Kürt edebiyatının önemli isimlerinden Cegerxwîn, ölümünün 40’ıncı yılında düzenlenen etkinlikle anıldı.
Mardin Büyükşehir Belediyesi Kültür ve Sosyal İşler Dairesi Başkanlığı, Şair ve Yazar Cegerxwîn’in 40’ıncı ölüm yıldönümü dolayısıyla Sanat Akademisi’nde anma etkinliği düzenledi. Anmaya, Mardin Büyükşehir Belediyesi Genel Sekreter Yardımcısı Mustafa Yıldız, daire başkanları, kentteki edebiyatçılar ve çok sayıda yurttaş katıldı.
Program Cegerxwîn’in yaşamından kesitlerin sunulduğu bir sinevizyon gösterimiyle başladı. Ardından moderatörlüğünü Rêdûr Dîjle’nin yaptığı “Cegerxwîn Şiirinin Kürt Müziğine Katkısı ve Cegerxwîn, Şiir Babam; Şiirin Gücü ve Şair Nasıl Her Evden Biri Olur?” başlıklı söyleşiye Yazar Dilawer Zeraq ve Yazar Mizgîn Ronak konuşmacı olarak katıldı.
Cegerxwîn Şiir Okurları Yarattı
Cegerxwîn isminin üzerinden duran Mizgîn Ronak, “Cegerxwîn kimdir? Sorusunu kendimize sormamız gerekiyor. Bu soruya yanıt verdiğimiz zaman, bir şairin kendisine neden bu ismi verdiğini anlayacağız. Şiirlerine bakıldığı zaman efsaneleştiğini ve bir ülkeye dönüştüğünü görülüyor. Bu ismi kendisine vererek büyük bir direnişte sergilemiş oluyor” dedi.
Cegerxwîn’in şiirleri yoluyla her eve girdiğine dikkat çeken Ronak, “Cegerxwîn şiirleriyle şiir okurları yaratmış. Kürtçe kitaplarının yasaklı olmasından dolayı medreselerde eğitim gören seydalar kitaplarını ezberliyor. Okuma bilmeyen çobanlar bile divanlarını ezberleyip okuyor. Cegerxwîn kadınlar, gençler ve çocuklarla ağlayıp güldü. O nedenle Cegerxwîn neyimiz oluyor, onu nasıl yaşatacağız ve ne kadar temsil edebiliriz sorularına yanıt bulmamız gerekiyor” diye konuştu.
Kürt müziği ile Kürt edebiyatı arasındaki ilişkinin yapısal olduğunu belirten Zeraq, bu ilişkinin Kürt dilinin kendi içinde kendi müziğini yaratmasına olanak sağladığını belirtti.
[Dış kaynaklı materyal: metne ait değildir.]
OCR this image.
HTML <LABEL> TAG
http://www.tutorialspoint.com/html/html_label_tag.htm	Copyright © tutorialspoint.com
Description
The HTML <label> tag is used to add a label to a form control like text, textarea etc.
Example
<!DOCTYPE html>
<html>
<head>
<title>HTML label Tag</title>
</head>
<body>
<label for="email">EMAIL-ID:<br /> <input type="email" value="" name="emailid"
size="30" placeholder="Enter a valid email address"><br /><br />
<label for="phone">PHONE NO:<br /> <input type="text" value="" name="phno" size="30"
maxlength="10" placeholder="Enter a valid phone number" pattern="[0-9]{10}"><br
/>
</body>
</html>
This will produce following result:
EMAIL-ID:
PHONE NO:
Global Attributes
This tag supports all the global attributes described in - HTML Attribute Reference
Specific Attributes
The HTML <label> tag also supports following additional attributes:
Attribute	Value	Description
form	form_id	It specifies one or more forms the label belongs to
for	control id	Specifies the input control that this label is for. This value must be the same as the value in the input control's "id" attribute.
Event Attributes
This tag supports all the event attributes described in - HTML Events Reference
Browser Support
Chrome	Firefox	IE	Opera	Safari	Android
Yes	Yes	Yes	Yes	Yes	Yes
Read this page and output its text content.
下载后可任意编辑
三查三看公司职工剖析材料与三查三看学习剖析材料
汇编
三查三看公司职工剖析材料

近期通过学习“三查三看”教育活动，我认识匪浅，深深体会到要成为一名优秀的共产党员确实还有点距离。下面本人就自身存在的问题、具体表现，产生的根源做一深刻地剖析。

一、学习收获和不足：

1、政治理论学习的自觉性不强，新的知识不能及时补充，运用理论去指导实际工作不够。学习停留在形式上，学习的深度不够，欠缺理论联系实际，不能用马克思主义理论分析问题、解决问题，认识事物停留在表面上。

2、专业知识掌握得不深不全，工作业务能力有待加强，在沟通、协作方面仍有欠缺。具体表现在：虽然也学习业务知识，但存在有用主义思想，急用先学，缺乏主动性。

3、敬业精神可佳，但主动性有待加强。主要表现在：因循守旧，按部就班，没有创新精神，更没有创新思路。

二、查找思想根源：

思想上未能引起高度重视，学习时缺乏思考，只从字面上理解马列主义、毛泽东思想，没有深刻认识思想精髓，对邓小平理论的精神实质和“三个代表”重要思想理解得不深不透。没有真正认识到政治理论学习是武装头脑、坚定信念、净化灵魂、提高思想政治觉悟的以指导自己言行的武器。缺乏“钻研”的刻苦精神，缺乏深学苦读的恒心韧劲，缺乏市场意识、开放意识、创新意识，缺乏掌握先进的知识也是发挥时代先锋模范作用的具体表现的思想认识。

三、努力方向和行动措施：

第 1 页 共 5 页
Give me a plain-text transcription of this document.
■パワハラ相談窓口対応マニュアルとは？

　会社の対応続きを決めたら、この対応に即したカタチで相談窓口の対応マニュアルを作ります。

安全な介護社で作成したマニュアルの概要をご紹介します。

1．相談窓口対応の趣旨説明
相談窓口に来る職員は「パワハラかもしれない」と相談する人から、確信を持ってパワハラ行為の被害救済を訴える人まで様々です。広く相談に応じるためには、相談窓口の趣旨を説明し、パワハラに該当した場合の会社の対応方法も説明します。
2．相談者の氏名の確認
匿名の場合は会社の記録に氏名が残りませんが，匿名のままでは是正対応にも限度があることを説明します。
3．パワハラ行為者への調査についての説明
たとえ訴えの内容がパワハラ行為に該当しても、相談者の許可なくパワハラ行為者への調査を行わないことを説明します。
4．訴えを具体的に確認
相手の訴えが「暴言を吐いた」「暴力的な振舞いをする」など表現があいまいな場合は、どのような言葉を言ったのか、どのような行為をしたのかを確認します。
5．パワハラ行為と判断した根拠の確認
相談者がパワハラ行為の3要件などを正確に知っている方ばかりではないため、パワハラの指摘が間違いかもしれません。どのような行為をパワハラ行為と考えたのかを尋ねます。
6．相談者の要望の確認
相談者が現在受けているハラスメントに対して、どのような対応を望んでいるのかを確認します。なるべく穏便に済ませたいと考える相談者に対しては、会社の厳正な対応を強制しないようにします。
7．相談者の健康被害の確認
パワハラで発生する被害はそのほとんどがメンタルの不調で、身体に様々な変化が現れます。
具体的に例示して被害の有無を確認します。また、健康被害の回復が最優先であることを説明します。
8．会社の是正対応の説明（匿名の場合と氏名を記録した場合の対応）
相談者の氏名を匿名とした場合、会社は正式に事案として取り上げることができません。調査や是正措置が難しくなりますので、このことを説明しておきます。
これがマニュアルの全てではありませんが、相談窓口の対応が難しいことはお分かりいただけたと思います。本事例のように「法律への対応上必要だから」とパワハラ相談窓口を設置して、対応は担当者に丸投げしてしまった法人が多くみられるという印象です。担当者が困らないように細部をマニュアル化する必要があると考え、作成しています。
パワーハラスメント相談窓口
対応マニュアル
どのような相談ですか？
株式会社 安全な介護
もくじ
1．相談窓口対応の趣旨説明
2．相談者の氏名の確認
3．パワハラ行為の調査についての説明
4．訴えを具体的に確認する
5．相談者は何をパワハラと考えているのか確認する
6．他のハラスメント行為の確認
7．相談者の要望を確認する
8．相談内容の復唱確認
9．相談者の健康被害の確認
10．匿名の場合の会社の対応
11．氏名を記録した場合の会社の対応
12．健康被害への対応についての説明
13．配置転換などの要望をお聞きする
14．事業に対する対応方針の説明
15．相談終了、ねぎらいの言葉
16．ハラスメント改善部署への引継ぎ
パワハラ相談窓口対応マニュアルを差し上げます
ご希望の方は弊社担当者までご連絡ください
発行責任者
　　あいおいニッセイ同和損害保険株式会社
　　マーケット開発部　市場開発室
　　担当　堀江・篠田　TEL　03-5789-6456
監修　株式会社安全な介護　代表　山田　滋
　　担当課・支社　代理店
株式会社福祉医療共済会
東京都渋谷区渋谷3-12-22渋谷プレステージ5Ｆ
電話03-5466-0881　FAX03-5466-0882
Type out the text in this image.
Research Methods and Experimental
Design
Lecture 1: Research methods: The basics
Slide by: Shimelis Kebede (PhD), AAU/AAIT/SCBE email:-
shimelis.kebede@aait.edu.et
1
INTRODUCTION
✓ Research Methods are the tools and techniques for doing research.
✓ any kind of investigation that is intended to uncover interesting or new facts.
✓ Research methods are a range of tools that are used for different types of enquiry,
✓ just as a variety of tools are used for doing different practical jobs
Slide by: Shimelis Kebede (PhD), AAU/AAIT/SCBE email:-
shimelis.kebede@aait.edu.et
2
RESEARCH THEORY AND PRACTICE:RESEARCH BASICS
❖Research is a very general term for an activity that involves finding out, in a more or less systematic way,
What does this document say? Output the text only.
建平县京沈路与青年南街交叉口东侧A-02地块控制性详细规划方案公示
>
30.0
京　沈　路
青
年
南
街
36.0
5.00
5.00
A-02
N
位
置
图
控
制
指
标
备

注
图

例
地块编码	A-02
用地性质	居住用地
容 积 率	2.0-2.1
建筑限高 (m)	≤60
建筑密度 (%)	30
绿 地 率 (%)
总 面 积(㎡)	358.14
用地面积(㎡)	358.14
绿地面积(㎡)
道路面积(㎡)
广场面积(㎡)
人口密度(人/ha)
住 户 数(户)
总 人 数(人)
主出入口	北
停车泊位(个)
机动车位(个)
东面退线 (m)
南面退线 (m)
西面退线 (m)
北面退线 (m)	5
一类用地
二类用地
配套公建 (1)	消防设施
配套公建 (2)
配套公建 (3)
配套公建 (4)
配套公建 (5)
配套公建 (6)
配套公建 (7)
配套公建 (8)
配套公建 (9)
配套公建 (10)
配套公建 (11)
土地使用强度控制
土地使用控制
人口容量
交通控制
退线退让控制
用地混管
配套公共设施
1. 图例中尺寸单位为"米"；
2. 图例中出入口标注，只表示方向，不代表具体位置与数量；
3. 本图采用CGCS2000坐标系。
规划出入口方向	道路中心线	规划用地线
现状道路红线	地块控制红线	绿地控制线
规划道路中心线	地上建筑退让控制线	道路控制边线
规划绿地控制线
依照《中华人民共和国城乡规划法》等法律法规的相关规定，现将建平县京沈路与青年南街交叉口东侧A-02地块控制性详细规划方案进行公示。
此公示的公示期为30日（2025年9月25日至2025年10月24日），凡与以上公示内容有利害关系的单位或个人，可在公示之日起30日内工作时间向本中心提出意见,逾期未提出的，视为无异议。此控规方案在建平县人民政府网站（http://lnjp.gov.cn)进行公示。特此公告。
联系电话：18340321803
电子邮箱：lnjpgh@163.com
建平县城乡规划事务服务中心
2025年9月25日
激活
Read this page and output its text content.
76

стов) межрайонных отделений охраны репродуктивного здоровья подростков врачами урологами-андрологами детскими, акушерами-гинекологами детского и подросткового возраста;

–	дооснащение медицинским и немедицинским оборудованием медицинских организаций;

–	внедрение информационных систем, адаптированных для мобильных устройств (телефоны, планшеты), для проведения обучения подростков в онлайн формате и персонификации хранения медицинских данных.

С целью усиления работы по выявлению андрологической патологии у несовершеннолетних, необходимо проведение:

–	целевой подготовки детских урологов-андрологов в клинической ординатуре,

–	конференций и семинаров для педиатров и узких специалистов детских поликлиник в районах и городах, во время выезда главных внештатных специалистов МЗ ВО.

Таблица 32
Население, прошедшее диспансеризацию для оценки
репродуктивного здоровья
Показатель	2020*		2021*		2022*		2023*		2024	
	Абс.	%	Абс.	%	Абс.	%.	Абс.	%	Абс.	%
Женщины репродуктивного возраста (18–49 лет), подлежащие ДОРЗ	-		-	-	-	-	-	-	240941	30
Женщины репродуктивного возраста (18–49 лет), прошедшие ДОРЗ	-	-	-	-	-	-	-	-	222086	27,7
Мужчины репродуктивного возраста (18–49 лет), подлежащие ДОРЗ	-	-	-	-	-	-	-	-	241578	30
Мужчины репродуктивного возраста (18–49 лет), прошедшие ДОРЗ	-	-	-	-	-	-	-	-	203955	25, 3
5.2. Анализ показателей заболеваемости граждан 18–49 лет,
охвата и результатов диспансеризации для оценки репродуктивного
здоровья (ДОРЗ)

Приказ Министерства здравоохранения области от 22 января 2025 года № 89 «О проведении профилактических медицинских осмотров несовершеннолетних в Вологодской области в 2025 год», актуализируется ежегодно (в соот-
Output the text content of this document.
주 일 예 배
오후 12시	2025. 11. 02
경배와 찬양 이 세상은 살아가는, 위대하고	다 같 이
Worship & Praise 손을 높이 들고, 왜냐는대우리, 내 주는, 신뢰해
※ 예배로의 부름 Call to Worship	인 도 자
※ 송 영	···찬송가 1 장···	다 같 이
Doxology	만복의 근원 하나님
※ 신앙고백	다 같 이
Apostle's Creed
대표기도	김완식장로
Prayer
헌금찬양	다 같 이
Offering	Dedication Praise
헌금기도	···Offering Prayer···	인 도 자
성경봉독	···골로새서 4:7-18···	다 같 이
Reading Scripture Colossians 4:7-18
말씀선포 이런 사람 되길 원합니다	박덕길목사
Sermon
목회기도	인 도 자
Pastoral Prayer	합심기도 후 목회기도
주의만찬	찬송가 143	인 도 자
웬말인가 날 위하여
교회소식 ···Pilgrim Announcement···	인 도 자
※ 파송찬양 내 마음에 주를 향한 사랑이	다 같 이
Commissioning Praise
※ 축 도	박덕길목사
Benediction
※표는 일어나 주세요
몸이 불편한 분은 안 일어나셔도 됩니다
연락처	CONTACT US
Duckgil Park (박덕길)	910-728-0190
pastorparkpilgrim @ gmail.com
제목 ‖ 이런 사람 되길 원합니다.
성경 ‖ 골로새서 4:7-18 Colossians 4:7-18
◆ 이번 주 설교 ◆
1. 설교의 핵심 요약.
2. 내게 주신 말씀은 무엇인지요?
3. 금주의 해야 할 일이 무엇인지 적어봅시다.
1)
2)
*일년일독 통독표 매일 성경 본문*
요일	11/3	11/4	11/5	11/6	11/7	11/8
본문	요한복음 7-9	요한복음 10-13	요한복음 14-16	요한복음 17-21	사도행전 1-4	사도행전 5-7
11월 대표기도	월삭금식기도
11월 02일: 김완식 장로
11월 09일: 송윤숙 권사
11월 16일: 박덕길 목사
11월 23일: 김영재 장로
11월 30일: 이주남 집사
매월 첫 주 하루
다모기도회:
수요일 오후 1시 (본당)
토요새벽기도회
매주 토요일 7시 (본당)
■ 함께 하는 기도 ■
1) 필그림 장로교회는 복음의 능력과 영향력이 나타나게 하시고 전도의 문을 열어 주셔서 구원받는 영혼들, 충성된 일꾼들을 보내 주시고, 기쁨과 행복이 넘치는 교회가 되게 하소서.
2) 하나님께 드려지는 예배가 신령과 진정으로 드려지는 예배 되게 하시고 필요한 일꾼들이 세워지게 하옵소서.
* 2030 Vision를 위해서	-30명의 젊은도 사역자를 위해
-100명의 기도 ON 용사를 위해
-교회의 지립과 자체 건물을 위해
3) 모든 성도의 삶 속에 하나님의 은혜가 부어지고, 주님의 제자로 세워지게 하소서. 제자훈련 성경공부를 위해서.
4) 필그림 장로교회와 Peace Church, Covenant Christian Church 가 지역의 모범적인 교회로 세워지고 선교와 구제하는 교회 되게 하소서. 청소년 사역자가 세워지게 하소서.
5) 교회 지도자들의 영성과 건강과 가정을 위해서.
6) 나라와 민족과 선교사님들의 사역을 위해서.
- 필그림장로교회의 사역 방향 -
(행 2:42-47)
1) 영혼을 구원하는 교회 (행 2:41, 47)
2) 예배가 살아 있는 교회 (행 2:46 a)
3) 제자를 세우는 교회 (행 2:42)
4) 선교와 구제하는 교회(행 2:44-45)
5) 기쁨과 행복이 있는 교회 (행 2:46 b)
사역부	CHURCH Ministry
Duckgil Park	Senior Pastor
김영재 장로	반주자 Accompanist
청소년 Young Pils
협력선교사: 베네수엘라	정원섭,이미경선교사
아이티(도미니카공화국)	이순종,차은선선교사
-Cegerxwîn Şiirleriyle Direniş Estetiği İnşa Ediyor
“Cegerxwîn, şiirlerinde Kürt toplumuna ait ritmi yakalayan bir şairdir” diyen Zeraq, “Kırk yıl sonra Cegerxwîn’in yarattığı etkiden bahsediyoruz ve bu etkinin sürmesini istiyoruz. Cegerxwîn şiirleriyle bir direniş estetiği inşa ediyor ve “Kî ne Em’i yazıyor. Bunda da başarılı oluyor. Varlığımızı o günden itibaren inşa ediyor. Şivan Perwer bu şiirin müziğini yapıyor. Cegerxwîn, ideoloji ile düşüncesini, halkın acılarına iner ve onları nakış nakış işler” dedi.
Dengbêjliğin müzikten çok edebiyat olduğunu vurgulayan Zeraq, “Dengbêjlik müzik gibi görünüyor, ancak daha çok edebiyattır. Kürtçenin yapısal ve fonetiğinden doyalı dengbêjlik müzik gibi geliyor. Söylendiğinde rahatsızlık yaratmıyor ve dil içinde kendini buluyor” ifadelerini kullandı.
Anma töreni Cegerxwîn’in şiirlerinin okunması ve Hivron’un konseriyle sona erdi.